Thursday, October 31, 2013
The Boy on the Porch, by Sharon Creech
Unable to speak, Jacob soon shows artistic and musical talent, romps with the dog, rides the cow, and plays harmonica for the goats. John and Marta nervously assure each other that someone will be back for him, while at the same time they ease their way into parenthood and soon realize they will be crushed if anyone does return for him. Mistrusting the local sheriff but trying to do the right thing, John eventually works up his courage to visit the lawman's office and report that they have the boy. Though John is accused of having snatched him, this visit bring the sheriff out to their small farm, and when he sees that the boy is well cared for, he allows him to stay. John and Marta help Jacob make a friend, take him on walks, take him apple picking, and when they discover the abandoned trailer Jacob lived in, they consider selling all and moving away where no one will know them. And then comes the day the old car drives into their yard. Jacob's father is back. What happens next opens an entirely new world both for John and Marta, and for many others as well.
If I had to sum up the central point, I'd say it's that you can never be sure what can drop into your life, at any moment, even if you think you know exactly how it'll unfold, and even if you think it's sleepy and unnoted.
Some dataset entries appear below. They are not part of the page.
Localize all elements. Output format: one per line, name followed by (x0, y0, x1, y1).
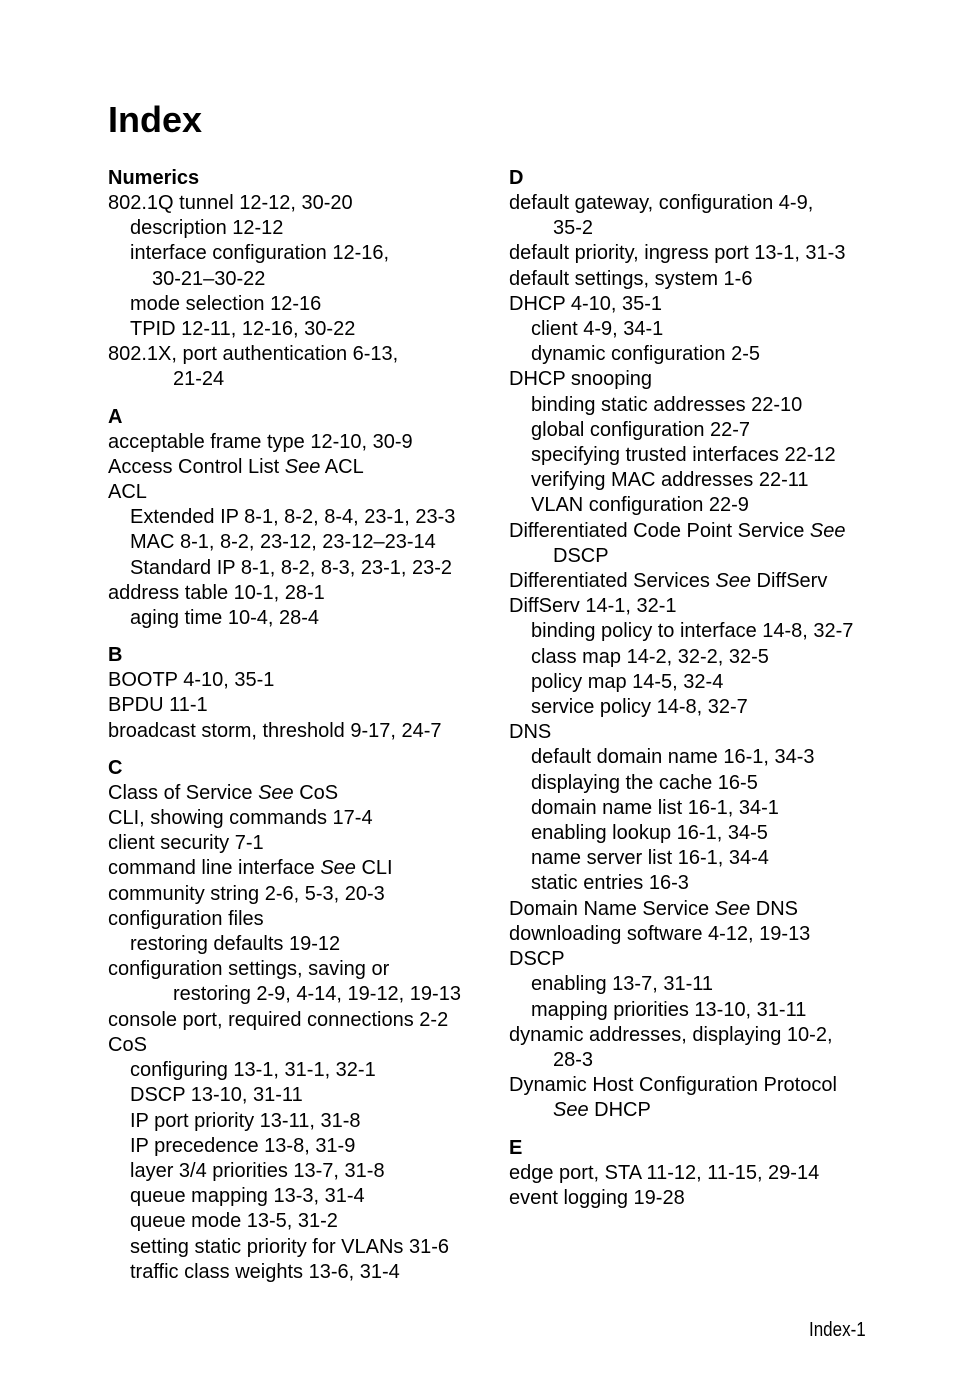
index-subentry (108, 1083, 488, 1108)
index-entry (108, 668, 488, 693)
index-subentry (509, 645, 889, 670)
index-entry (108, 1008, 488, 1033)
entry-text: configuration settings, saving or (108, 958, 390, 981)
entry-text: restoring defaults 19-12 (130, 933, 341, 956)
entry-text: 802.1X, port authentication 6-13, (108, 343, 399, 366)
entry-text: VLAN configuration 22-9 (531, 494, 749, 517)
see-target: DHCP (588, 1099, 651, 1122)
index-subentry (509, 418, 889, 443)
entry-text: mode selection 12-16 (130, 292, 322, 315)
entry-text: 21-24 (173, 368, 225, 391)
index-subentry (509, 972, 889, 997)
index-subentry (108, 317, 488, 342)
entry-text: class map 14-2, 32-2, 32-5 (531, 645, 769, 668)
entry-text: Access Control List (108, 455, 285, 478)
entry-text: Extended IP 8-1, 8-2, 8-4, 23-1, 23-3 (130, 506, 456, 529)
see-reference: See (714, 897, 751, 920)
entry-text: enabling lookup 16-1, 34-5 (531, 822, 768, 845)
index-letter-heading: E (509, 1136, 523, 1159)
entry-text: configuration files (108, 907, 264, 930)
entry-text: Differentiated Code Point Service (509, 519, 810, 542)
index-entry (509, 1161, 889, 1186)
index-subentry (509, 468, 889, 493)
entry-text: BPDU 11-1 (108, 694, 208, 717)
index-subentry (108, 1109, 488, 1134)
entry-text: 802.1Q tunnel 12-12, 30-20 (108, 192, 353, 214)
entry-text: enabling 13-7, 31-11 (531, 973, 713, 996)
entry-text: DHCP 4-10, 35-1 (509, 292, 663, 315)
entry-text: TPID 12-11, 12-16, 30-22 (130, 318, 356, 341)
index-subentry (509, 317, 889, 342)
entry-text: interface configuration 12-16, (130, 242, 390, 265)
index-subentry (509, 871, 889, 896)
entry-text: broadcast storm, threshold 9-17, 24-7 (108, 719, 442, 742)
index-entry (108, 480, 488, 505)
entry-text: DSCP 13-10, 31-11 (130, 1084, 303, 1107)
entry-text: DHCP snooping (509, 368, 653, 391)
index-entry (108, 1033, 488, 1058)
index-subentry (108, 216, 488, 241)
index-subentry (509, 771, 889, 796)
see-target: CLI (355, 857, 393, 880)
index-entry (108, 856, 488, 881)
index-letter-heading: A (108, 405, 123, 428)
see-reference: See (809, 519, 846, 542)
index-entry (108, 806, 488, 831)
index-entry (509, 922, 889, 947)
entry-text: BOOTP 4-10, 35-1 (108, 669, 275, 692)
index-entry (108, 907, 488, 932)
index-subentry (509, 821, 889, 846)
index-entry (509, 292, 889, 317)
index-subentry (509, 443, 889, 468)
entry-text: DNS (509, 721, 552, 744)
index-subentry (108, 556, 488, 581)
index-entry (509, 191, 889, 216)
index-entry (108, 581, 488, 606)
index-column-right (509, 166, 889, 1211)
index-entry (509, 519, 889, 544)
entry-text: client security 7-1 (108, 832, 264, 855)
entry-text: queue mapping 13-3, 31-4 (130, 1185, 365, 1208)
index-entry (108, 719, 488, 744)
page-title: Index (108, 99, 203, 140)
index-column-left (108, 166, 488, 1285)
index-entry (509, 267, 889, 292)
entry-text: verifying MAC addresses 22-11 (531, 469, 809, 492)
entry-text: 28-3 (553, 1048, 594, 1071)
entry-text: edge port, STA 11-12, 11-15, 29-14 (509, 1161, 820, 1184)
entry-text: community string 2-6, 5-3, 20-3 (108, 882, 385, 905)
index-subentry (108, 1134, 488, 1159)
entry-text: IP port priority 13-11, 31-8 (130, 1109, 361, 1132)
index-subentry (108, 505, 488, 530)
entry-text: traffic class weights 13-6, 31-4 (130, 1260, 400, 1283)
page-footer: Index-1 (809, 1319, 866, 1341)
index-subentry (509, 998, 889, 1023)
entry-text: default priority, ingress port 13-1, 31-3 (509, 242, 846, 265)
index-subentry (108, 1159, 488, 1184)
entry-text: event logging 19-28 (509, 1186, 685, 1209)
index-subentry (108, 530, 488, 555)
entry-text: client 4-9, 34-1 (531, 318, 664, 341)
entry-text: CoS (108, 1033, 147, 1056)
see-reference: See (258, 781, 294, 804)
index-entry (108, 191, 488, 216)
index-subentry (509, 544, 889, 569)
index-entry (108, 882, 488, 907)
index-entry (509, 1073, 889, 1098)
index-entry (509, 594, 889, 619)
index-subentry (509, 670, 889, 695)
index-entry (108, 430, 488, 455)
index-letter-heading: D (509, 167, 524, 189)
entry-text: command line interface (108, 857, 321, 880)
index-subentry (509, 493, 889, 518)
index-subentry (509, 745, 889, 770)
index-entry (108, 455, 488, 480)
entry-text: Differentiated Services (509, 570, 716, 593)
entry-text: default settings, system 1-6 (509, 267, 753, 290)
index-entry (509, 241, 889, 266)
entry-text: Class of Service (108, 781, 259, 804)
entry-text: address table 10-1, 28-1 (108, 581, 325, 604)
entry-text: layer 3/4 priorities 13-7, 31-8 (130, 1159, 385, 1182)
index-subentry (509, 342, 889, 367)
entry-text: dynamic configuration 2-5 (531, 343, 761, 366)
index-entry (509, 1186, 889, 1211)
index-entry (108, 693, 488, 718)
index-subentry (509, 393, 889, 418)
entry-text: DiffServ 14-1, 32-1 (509, 595, 677, 618)
entry-text: MAC 8-1, 8-2, 23-12, 23-12–23-14 (130, 531, 436, 554)
index-subentry (108, 932, 488, 957)
entry-text: binding static addresses 22-10 (531, 393, 803, 416)
index-subentry (108, 267, 488, 292)
index-entry (108, 831, 488, 856)
index-entry (108, 342, 488, 367)
entry-text: binding policy to interface 14-8, 32-7 (531, 620, 854, 643)
entry-text: CLI, showing commands 17-4 (108, 807, 373, 830)
index-letter-heading: Numerics (108, 167, 200, 189)
see-reference: See (284, 455, 321, 478)
index-entry (108, 957, 488, 982)
entry-text: 35-2 (553, 217, 594, 240)
index-subentry (509, 619, 889, 644)
index-subentry (108, 367, 488, 392)
index-entry (509, 897, 889, 922)
see-target: DNS (750, 897, 799, 920)
entry-text: ACL (108, 481, 147, 504)
see-target: CoS (293, 781, 339, 804)
index-subentry (509, 1048, 889, 1073)
entry-text: 30-21–30-22 (152, 267, 266, 290)
index-subentry (509, 796, 889, 821)
entry-text: description 12-12 (130, 217, 284, 240)
entry-text: console port, required connections 2-2 (108, 1008, 449, 1031)
entry-text: acceptable frame type 12-10, 30-9 (108, 430, 413, 453)
entry-text: displaying the cache 16-5 (531, 771, 758, 794)
index-entry (509, 720, 889, 745)
index-entry (509, 367, 889, 392)
index-letter-heading: C (108, 756, 123, 779)
index-entry (108, 781, 488, 806)
index-subentry (509, 1098, 889, 1123)
index-subentry (509, 216, 889, 241)
entry-text: specifying trusted interfaces 22-12 (531, 444, 836, 467)
index-subentry (108, 292, 488, 317)
entry-text: mapping priorities 13-10, 31-11 (531, 998, 807, 1021)
entry-text: queue mode 13-5, 31-2 (130, 1210, 338, 1233)
entry-text: IP precedence 13-8, 31-9 (130, 1134, 356, 1157)
entry-text: DSCP (509, 948, 565, 971)
entry-text: restoring 2-9, 4-14, 19-12, 19-13 (173, 983, 461, 1006)
entry-text: dynamic addresses, displaying 10-2, (509, 1023, 833, 1046)
entry-text: policy map 14-5, 32-4 (531, 670, 724, 693)
index-entry (509, 569, 889, 594)
see-reference: See (320, 857, 356, 880)
entry-text: setting static priority for VLANs 31-6 (130, 1235, 450, 1258)
index-entry (509, 1023, 889, 1048)
entry-text: Domain Name Service (509, 897, 715, 920)
index-subentry (108, 1184, 488, 1209)
index-subentry (108, 241, 488, 266)
entry-text: aging time 10-4, 28-4 (130, 607, 320, 630)
entry-text: service policy 14-8, 32-7 (531, 696, 748, 719)
entry-text: Dynamic Host Configuration Protocol (509, 1074, 837, 1097)
index-subentry (509, 846, 889, 871)
index-entry (509, 947, 889, 972)
index-subentry (108, 1058, 488, 1083)
index-subentry (108, 1235, 488, 1260)
index-subentry (108, 1209, 488, 1234)
entry-text: default domain name 16-1, 34-3 (531, 746, 815, 769)
entry-text: domain name list 16-1, 34-1 (531, 796, 779, 819)
entry-text: name server list 16-1, 34-4 (531, 847, 769, 870)
index-subentry (108, 982, 488, 1007)
index-subentry (108, 606, 488, 631)
see-reference: See (715, 570, 751, 593)
index-letter-heading: B (108, 644, 123, 667)
see-reference: See (553, 1099, 589, 1122)
entry-text: DSCP (553, 544, 609, 567)
see-target: ACL (320, 455, 364, 478)
index-subentry (108, 1260, 488, 1285)
entry-text: configuring 13-1, 31-1, 32-1 (130, 1059, 376, 1082)
entry-text: Standard IP 8-1, 8-2, 8-3, 23-1, 23-2 (130, 556, 453, 579)
entry-text: global configuration 22-7 (531, 418, 751, 441)
index-subentry (509, 695, 889, 720)
entry-text: downloading software 4-12, 19-13 (509, 922, 811, 945)
see-target: DiffServ (751, 570, 828, 593)
entry-text: default gateway, configuration 4-9, (509, 192, 814, 214)
entry-text: static entries 16-3 (531, 872, 689, 895)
You can never know for sure what small event, that you didn't ask for, might lead to a completely different path. And you can never know for sure that this won't be the day that love will knock you completely off your feet.
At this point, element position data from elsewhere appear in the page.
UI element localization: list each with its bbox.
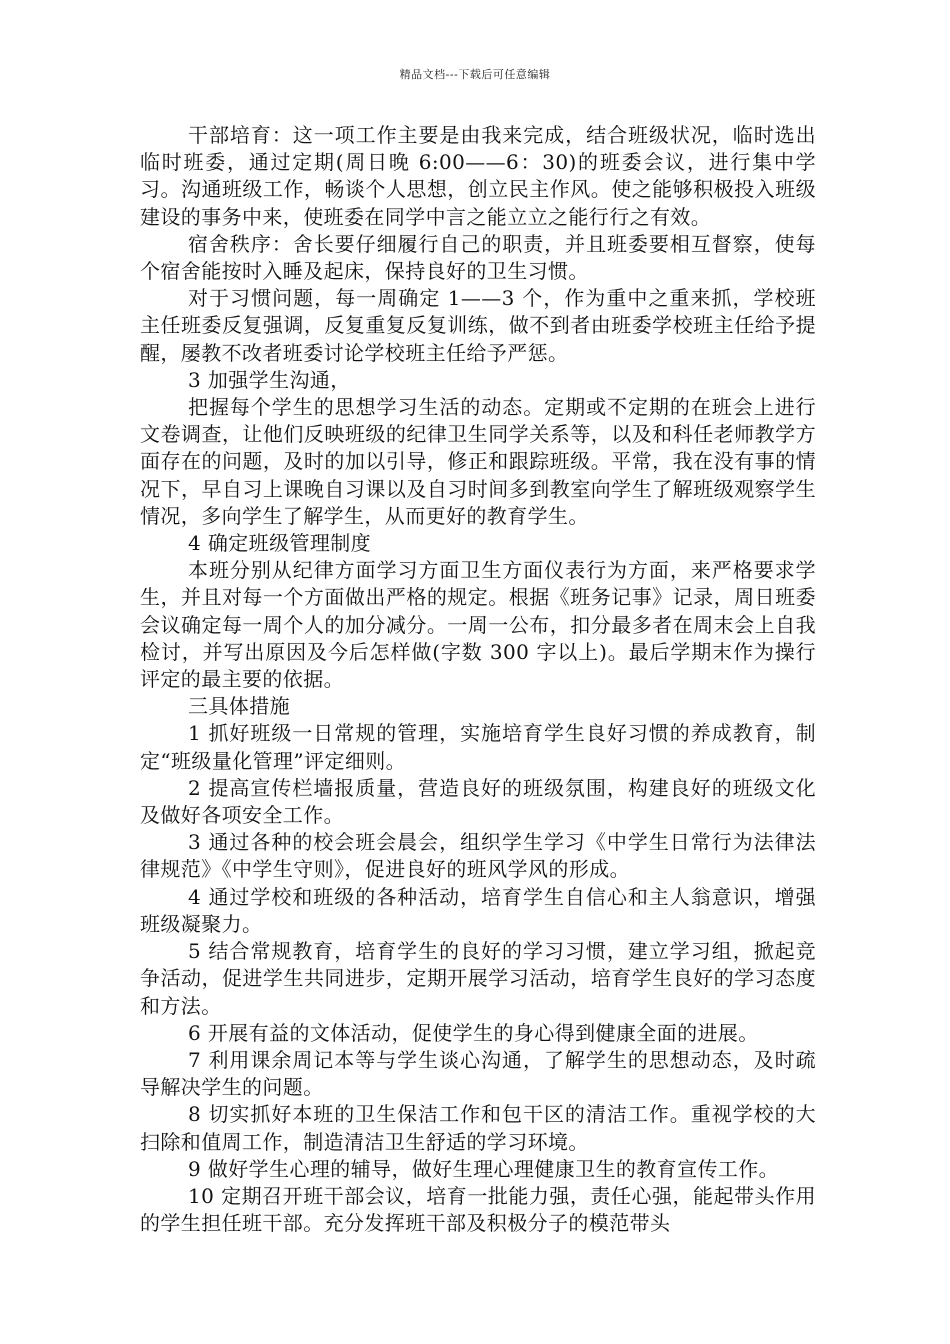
measure-item: 9 做好学生心理的辅导，做好生理心理健康卫生的教育宣传工作。	[188, 1156, 780, 1181]
measure-item: 2 提高宣传栏墙报质量，营造良好的班级氛围，构建良好的班级文化及做好各项安全工作。	[140, 775, 816, 828]
measure-item: 5 结合常规教育，培育学生的良好的学习习惯，建立学习组，掀起竞争活动，促进学生共同进步，定期开展学习活动，培育学生良好的学习态度和方法。	[140, 939, 816, 1018]
measure-item: 1 抓好班级一日常规的管理，实施培育学生良好习惯的养成教育，制定“班级量化管理”评定细则。	[140, 721, 816, 773]
heading-management-system: 4 确定班级管理制度	[188, 531, 372, 556]
measure-item: 10 定期召开班干部会议，培育一批能力强，责任心强，能起带头作用的学生担任班干部。充分发挥班干部及积极分子的模范带头	[140, 1183, 816, 1236]
measure-item: 4 通过学校和班级的各种活动，培育学生自信心和主人翁意识，增强班级凝聚力。	[140, 884, 816, 936]
page-header: 精品文档---下载后可任意编辑	[399, 68, 551, 81]
paragraph-cadre-training: 干部培育：这一项工作主要是由我来完成，结合班级状况，临时选出临时班委，通过定期(周日晚 6:00——6：30)的班委会议，进行集中学习。沟通班级工作，畅谈个人思想，创立民主作风。使之能够积极投入班级建设的事务中来，使班委在同学中言之能立立之能行行之有效。	[140, 123, 816, 229]
heading-strengthen-communication: 3 加强学生沟通，	[188, 367, 351, 392]
measure-item: 6 开展有益的文体活动，促使学生的身心得到健康全面的进展。	[188, 1020, 759, 1045]
document-body	[140, 122, 816, 1237]
paragraph-habits: 对于习惯问题，每一周确定 1——3 个，作为重中之重来抓，学校班主任班委反复强调，反复重复反复训练，做不到者由班委学校班主任给予提醒，屡教不改者班委讨论学校班主任给予严惩。	[140, 286, 816, 365]
heading-specific-measures: 三具体措施	[188, 694, 290, 719]
paragraph-dorm-order: 宿舍秩序：舍长要仔细履行自己的职责，并且班委要相互督察，使每个宿舍能按时入睡及起床，保持良好的卫生习惯。	[140, 231, 816, 284]
measure-item: 3 通过各种的校会班会晨会，组织学生学习《中学生日常行为法律法律规范》《中学生守则》，促进良好的班风学风的形成。	[140, 830, 816, 882]
paragraph-student-dynamics: 把握每个学生的思想学习生活的动态。定期或不定期的在班会上进行文卷调查，让他们反映班级的纪律卫生同学关系等，以及和科任老师教学方面存在的问题，及时的加以引导，修正和跟踪班级。平常，我在没有事的情况下，早自习上课晚自习课以及自习时间多到教室向学生了解班级观察学生情况，多向学生了解学生，从而更好的教育学生。	[140, 395, 816, 528]
measure-item: 8 切实抓好本班的卫生保洁工作和包干区的清洁工作。重视学校的大扫除和值周工作，制造清洁卫生舒适的学习环境。	[140, 1102, 816, 1154]
paragraph-class-rules: 本班分别从纪律方面学习方面卫生方面仪表行为方面，来严格要求学生，并且对每一个方面做出严格的规定。根据《班务记事》记录，周日班委会议确定每一周个人的加分减分。一周一公布，扣分最多者在周末会上自我检讨，并写出原因及今后怎样做(字数 300 字以上)。最后学期末作为操行评定的最主要的依据。	[140, 558, 816, 692]
measure-item: 7 利用课余周记本等与学生谈心沟通，了解学生的思想动态，及时疏导解决学生的问题。	[140, 1047, 816, 1100]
This novel alternates between two adult POVs -- John's and Marta's, and, though I'm very taken with it, it's the kind of book that makes you wonder if only a big name could get it published. The Boy on the Porch can appeal to all ages, although kids who want more action or don't care about adult POVs might find little to hold them. For others, the chance to gain insight into parents, or explore a feeling of being peers with adults due to ID-ing with the POVs, might be welcome.